TURKEY’S weekend bombing raids on Kurdish targets could spell the end of a two-year ceasefire with the Kurdistan Workers’ Party (PKK), the party warned yesterday.

Following rising tensions with its oppressed Kurdish community, Turkey combined Saturday’s air strikes against Islamic State (Isis) with attacks on shelters and storage facilities operated by the PKK in Iraq.

Hours after the air raids, a car bomb killed two soldiers in the south-eastern Turkish town of Lice, while gunmen opened fire on police stations in several other towns in the area, apparently without causing any casualties.

“Turkey has basically ended the ceasefire,” PKK spokesman Zagros Hiwa said.

Ankara has taken advantage of the Isis threat to launch a sweeping crackdown on “terrorists” which has seen large numbers of Kurdish activists arrested. Prime Minister Ahmet Davutoglu said on Saturday that over 600 “suspects” had been arrested in two days.

Turkey has held PKK leader Abdullah Ocalan behind bars since 1999 and claims the party, which seeks autonomy for Turkey’s Kurds, is a terrorist organisation — a designation accepted by Nato and the EU but opposed by most countries including China, India and Russia.

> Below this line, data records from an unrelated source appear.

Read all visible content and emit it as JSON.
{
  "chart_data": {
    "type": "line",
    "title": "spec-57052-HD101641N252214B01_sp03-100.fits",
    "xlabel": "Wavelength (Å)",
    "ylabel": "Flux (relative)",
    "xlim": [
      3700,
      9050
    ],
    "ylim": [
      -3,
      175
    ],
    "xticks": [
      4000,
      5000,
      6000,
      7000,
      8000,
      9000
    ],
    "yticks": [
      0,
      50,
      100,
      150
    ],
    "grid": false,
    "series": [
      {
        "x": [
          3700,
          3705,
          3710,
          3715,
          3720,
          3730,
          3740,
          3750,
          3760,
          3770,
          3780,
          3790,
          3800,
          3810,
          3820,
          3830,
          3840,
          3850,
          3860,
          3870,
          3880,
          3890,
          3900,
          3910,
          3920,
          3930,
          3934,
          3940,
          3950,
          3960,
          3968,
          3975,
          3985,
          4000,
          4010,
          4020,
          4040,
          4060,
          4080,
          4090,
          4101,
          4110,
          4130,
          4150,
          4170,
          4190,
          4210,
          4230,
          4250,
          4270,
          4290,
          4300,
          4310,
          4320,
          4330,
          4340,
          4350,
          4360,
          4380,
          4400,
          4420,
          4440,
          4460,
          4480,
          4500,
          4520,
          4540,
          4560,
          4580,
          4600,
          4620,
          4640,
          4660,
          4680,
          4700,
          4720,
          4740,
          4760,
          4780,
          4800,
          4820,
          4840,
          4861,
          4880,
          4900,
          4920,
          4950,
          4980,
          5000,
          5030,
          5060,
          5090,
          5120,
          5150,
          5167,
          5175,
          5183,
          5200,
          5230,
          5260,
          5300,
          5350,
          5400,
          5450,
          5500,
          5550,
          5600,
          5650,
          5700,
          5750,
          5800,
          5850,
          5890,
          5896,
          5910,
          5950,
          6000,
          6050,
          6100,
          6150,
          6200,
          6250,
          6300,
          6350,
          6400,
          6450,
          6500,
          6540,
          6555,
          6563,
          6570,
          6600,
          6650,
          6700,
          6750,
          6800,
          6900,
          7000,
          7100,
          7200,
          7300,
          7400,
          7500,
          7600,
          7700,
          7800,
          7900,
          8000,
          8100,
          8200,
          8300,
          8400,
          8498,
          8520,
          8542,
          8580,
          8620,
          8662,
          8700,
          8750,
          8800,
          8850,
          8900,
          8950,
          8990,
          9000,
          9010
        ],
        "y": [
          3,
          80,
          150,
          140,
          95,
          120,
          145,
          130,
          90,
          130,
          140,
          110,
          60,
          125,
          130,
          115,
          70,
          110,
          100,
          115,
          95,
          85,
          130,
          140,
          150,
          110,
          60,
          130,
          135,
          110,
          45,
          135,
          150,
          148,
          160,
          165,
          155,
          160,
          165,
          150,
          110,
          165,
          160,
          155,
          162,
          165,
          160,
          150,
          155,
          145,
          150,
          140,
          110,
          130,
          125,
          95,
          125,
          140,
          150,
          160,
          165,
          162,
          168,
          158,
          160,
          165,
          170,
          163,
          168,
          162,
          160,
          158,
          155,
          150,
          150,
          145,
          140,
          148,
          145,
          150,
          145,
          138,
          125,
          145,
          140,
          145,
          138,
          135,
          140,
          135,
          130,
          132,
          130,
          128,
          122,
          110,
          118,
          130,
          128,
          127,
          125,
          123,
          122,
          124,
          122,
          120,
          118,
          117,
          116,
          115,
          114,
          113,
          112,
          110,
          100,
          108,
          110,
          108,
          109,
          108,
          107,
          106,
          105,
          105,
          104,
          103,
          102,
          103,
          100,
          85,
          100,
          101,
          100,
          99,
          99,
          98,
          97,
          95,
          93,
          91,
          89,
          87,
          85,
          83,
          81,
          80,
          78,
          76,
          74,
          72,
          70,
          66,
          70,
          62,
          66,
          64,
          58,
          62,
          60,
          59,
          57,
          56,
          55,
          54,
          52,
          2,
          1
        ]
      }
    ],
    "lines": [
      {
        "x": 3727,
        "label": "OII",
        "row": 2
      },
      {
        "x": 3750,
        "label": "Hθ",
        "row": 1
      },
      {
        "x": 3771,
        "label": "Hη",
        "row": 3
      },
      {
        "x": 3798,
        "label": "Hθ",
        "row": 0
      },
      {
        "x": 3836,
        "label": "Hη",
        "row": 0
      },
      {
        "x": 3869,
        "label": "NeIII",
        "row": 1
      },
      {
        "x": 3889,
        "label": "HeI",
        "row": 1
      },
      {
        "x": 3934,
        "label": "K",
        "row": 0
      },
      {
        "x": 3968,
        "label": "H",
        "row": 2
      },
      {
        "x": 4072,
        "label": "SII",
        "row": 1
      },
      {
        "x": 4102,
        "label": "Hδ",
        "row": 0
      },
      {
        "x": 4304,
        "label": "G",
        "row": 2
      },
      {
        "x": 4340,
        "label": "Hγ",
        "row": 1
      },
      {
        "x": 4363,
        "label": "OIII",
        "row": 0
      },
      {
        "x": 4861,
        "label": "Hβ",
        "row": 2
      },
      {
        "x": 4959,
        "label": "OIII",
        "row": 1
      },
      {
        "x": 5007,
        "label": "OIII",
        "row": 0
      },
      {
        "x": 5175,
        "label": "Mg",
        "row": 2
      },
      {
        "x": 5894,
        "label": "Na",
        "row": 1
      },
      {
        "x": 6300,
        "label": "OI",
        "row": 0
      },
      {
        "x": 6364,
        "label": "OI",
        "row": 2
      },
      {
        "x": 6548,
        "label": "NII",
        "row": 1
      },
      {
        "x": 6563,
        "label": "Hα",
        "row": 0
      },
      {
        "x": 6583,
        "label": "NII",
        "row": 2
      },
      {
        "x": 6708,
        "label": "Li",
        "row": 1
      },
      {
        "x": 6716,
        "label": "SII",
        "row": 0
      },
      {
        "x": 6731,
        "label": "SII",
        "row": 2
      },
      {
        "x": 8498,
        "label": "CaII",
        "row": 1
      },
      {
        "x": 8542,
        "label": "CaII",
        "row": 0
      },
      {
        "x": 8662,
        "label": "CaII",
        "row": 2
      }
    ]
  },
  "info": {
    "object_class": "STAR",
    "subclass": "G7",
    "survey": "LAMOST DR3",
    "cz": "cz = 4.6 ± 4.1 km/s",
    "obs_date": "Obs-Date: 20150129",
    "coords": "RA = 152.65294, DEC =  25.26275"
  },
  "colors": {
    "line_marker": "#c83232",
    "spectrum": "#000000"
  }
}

The sudden resumption of attacks on the party is likely to cause further chaos in Iraq and Syria, where Kurdish forces have been the most successful military opponents of Isis.

The PKK accuses the regime of Turkish President Recep Tayyip Erdogan of doing little to combat Isis. His government has allowed fighters and weapons to flood across the border into Syria and has even faced accusations of deliberately allowing arms deliveries to the terror group to weaken the Kurdish cause.

“Turkey is insisting on war against the Kurds,” the Kurdistan National Congress, an umbrella group representing various pro-autonomy and pro-independence Kurdish forces, declared yesterday.

The wave of bombing that took place on Saturday was timed to coincide with the anniversary of the Lausanne agreement of July 24 1923, when Kurdistan was split into four, the congress said.

“The attack highlights that this policy of annihilation against the Kurds is still ongoing and on the agenda,” the umbrella group added.

“The [Turkish] government has amplified this by collaborating with Isis for over two years against the Kurds.”